The clinical efficacy of hydroxyapatite toothpastes in caries protection has been clinically demonstrated [39,40,41,42,43,44,45]. This active ingredient mimics the human enamel crystallites [46], and is safe if accidently swallowed and does not pose a fluorosis-risk [47], i.e., it is ideally suited for the oral care of infants and toddlers [48]. Hydroxyapatite has been shown to remineralize early caries in human primary teeth and to prevent demineralization under in situ conditions [43]. Additionally, hydroxyapatite reduces the bacterial colonization to tooth surfaces without having biocide properties [49].
A general advantage of fluoride-free toothpastes for children is that they can be dosed in higher amounts (i.e., the dose is not limited to grain of rice-size or pea-size amounts) which significantly increase the cleaning efficacy of the toothpaste (Table 12) [50].
Conclusions
According to current guidelines, toothpastes with 1000 ppm fluoride for children aged up to 24 months should be dosed as a grain of rice-size to limit the overall fluoride intake.
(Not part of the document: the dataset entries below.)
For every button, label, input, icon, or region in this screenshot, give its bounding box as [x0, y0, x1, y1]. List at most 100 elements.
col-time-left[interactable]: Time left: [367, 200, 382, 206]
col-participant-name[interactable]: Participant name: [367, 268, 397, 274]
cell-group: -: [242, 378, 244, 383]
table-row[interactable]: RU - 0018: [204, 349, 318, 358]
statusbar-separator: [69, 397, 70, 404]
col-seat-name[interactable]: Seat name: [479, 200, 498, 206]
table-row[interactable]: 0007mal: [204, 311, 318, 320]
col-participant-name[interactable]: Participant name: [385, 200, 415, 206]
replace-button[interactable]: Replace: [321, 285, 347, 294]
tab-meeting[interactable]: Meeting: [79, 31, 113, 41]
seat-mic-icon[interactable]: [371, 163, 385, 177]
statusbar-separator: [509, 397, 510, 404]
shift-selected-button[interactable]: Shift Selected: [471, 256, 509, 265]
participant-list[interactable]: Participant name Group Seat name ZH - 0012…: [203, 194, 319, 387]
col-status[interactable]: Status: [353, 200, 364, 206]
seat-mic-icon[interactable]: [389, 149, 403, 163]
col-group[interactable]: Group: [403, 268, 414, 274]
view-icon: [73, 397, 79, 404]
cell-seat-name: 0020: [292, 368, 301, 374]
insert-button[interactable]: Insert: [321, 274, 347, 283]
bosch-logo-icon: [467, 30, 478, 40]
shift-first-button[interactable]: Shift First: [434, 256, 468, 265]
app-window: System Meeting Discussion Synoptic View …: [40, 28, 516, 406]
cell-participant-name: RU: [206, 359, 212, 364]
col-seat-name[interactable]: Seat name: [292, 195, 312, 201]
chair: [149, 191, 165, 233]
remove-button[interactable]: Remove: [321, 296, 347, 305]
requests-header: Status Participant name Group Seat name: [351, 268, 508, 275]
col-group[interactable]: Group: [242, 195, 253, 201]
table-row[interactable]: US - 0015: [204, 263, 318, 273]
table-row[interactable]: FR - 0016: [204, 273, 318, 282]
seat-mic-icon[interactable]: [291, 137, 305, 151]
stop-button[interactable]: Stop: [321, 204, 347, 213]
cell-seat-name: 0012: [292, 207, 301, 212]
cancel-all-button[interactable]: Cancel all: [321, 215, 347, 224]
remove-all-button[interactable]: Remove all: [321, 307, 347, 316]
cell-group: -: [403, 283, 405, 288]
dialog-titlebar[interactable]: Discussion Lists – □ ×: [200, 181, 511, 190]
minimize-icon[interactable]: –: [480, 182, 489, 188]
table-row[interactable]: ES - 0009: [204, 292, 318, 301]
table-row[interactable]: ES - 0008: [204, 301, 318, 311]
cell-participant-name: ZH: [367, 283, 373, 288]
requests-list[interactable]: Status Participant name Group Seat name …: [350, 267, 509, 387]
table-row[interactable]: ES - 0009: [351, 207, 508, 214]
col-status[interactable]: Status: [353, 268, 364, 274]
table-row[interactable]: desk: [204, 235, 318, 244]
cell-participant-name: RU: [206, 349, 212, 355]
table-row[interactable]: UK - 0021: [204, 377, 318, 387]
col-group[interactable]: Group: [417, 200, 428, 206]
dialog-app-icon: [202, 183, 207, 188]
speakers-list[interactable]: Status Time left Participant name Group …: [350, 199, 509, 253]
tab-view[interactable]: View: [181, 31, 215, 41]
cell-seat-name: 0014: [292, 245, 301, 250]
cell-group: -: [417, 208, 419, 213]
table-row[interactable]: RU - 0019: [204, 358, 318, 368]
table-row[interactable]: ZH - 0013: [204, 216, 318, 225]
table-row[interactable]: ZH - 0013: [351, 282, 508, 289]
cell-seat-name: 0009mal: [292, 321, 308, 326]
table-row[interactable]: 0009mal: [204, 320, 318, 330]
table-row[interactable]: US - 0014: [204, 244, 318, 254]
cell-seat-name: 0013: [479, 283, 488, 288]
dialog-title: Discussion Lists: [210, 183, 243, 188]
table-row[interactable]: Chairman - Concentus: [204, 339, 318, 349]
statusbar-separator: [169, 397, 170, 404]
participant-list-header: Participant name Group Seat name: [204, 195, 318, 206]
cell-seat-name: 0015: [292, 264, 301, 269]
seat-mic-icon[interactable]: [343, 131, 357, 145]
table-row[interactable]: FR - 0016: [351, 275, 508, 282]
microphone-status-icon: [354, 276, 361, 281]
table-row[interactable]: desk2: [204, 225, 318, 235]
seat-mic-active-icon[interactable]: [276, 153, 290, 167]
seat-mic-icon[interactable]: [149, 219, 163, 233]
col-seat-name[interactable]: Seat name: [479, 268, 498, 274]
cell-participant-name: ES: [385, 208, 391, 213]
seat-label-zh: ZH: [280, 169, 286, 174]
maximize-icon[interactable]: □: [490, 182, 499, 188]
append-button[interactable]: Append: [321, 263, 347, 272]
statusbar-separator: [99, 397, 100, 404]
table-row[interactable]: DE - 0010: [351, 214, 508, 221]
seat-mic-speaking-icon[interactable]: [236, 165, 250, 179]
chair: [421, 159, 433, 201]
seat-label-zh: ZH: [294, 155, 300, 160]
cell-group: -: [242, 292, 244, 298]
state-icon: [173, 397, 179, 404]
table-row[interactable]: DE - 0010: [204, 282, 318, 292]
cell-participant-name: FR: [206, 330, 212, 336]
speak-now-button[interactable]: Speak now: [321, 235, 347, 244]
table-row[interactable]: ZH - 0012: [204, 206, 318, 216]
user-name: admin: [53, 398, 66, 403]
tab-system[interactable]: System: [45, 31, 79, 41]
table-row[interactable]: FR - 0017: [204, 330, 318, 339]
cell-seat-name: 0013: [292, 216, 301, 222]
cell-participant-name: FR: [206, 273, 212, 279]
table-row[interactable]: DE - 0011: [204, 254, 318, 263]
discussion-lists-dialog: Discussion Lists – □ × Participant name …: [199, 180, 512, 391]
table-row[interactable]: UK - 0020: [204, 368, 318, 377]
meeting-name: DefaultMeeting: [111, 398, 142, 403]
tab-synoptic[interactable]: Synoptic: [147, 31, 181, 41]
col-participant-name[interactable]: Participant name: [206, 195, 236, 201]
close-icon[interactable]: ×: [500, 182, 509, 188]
However, in this study, parents significantly overdosed the two tested fluoride toothpastes by the factor of 5.9 (toothpaste A) and 7.2 (toothpaste B) compared to the reference dose, respectively. This is in line with other published studies on toothpaste dose. Children up to age 24 months swallow most or all of the toothpaste. This is a matter of concern since an overdose of fluoride can contribute to a higher risk for the development of chronic side effects, e.g., the development of dental fluorosis and other side effects associated with fluoride, especially at young age. Moreover, it is critical to mention that, although regularly using fluoride toothpaste for their children, 39.3% of parents in this study had no knowledge of conditions of use and warnings in relation to fluoride toothpastes with 1000 ppm fluoride.
This is the first study which have quantitatively analyzed how much fluoride toothpaste is dosed by parents in Germany for their children aged up to 24 months. A key finding of this study is that analyzing the fluoride intake from the fluoride toothpaste only (calculated from the mean toothpaste doses), the limit of the fluoride intake to prevent dental fluorosis is exceeded. Fluoride from other sources (fluoridated water, fluoride tablets, fluoridated salt etc.) will further increase this fluorosis risk.
Additionally, our study, supported by other studies, questions the recommended size of a grain of rice-size amount of fluoride toothpaste since the practical implementation seems to be not likely under real-life conditions.
Since some fluoride sources e.g., from food or natural water cannot be avoided by parents, at least they can switch to a fluoride-free toothpaste for the oral care of their infants and toddlers. There are safe and efficient alternatives to fluoride toothpastes, e.g., toothpastes with calcium phosphates which can also be dosed in higher amounts (i.e., the use of fluoride-free toothpastes is not limited to a pea-size or a grain of rice-size amounts of toothpaste).